Op het moment dat verzoeker de correspondentie tussen de rechter en de vereffenaar betreffende de nalatenschap van zijn ouders bij de rechter opvroeg, heeft hij niet aan de rechter kenbaar gemaakt waarom hij zijn verzoek deed, zodat het voor de rechter niet duidelijk was welke specifieke achtergrond dit had. Dat is eerst in het wrakingsverzoek nader geconcretiseerd. Bij voornoemde tussenbeschikking is de rechter in de gelegenheid gesteld zich daarover uit te laten.
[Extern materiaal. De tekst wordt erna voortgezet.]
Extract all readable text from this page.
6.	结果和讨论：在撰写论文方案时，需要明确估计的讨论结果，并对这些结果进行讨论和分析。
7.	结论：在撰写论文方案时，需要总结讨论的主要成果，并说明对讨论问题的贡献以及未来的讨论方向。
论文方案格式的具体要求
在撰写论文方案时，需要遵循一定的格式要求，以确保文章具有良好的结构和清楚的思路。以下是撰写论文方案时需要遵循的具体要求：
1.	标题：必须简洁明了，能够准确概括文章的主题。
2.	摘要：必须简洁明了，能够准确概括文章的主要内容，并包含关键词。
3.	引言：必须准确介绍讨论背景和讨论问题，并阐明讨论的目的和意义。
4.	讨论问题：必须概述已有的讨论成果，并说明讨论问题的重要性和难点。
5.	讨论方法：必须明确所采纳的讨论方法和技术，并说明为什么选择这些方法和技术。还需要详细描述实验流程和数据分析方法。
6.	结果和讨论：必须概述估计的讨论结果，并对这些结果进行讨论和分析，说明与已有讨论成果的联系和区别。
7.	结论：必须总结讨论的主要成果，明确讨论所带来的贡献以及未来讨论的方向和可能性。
De rechter heeft zich alsnog bereid verklaard het verzoek van de vereffenaar en de beschikking van 26 oktober 2016 over te leggen aan verzoeker.
2.2.
Nu de rechter niet in zijn weigering heeft volhard, heeft de wrakingskamer, mede gelet op hetgeen in de tussenbeschikking is overwogen, geen aanleiding aan te nemen dat de handelswijze van de rechter een zwaarwegende aanwijzing oplevert voor het oordeel dat de bij verzoeker bestaande vrees dat de rechter jegens hem een vooringenomenheid koestert objectief gerechtvaardigd is.
2.3
Het wrakingsverzoek zal, gelet op het hiervoor overwogene, worden afgewezen.

3.De beslissing

De wrakingskamer,
wijst af het verzoek tot wraking van mr. P.M. Knaapen
,in de hoedanigheid van kantonrechter van deze rechtbank bij de behandeling van de zaak die betrekking heeft op de beneficiaire afwikkeling van de nalatenschappen van [ouders van verzoeker].
Deze beschikking is gegeven door mr. J. Bik, voorzitter, mr. M.L.W.M. Viering en
mr. M.E. Bartels, leden, en in het openbaar uitgesproken op 9 maart 2017 in tegenwoordigheid van de griffier.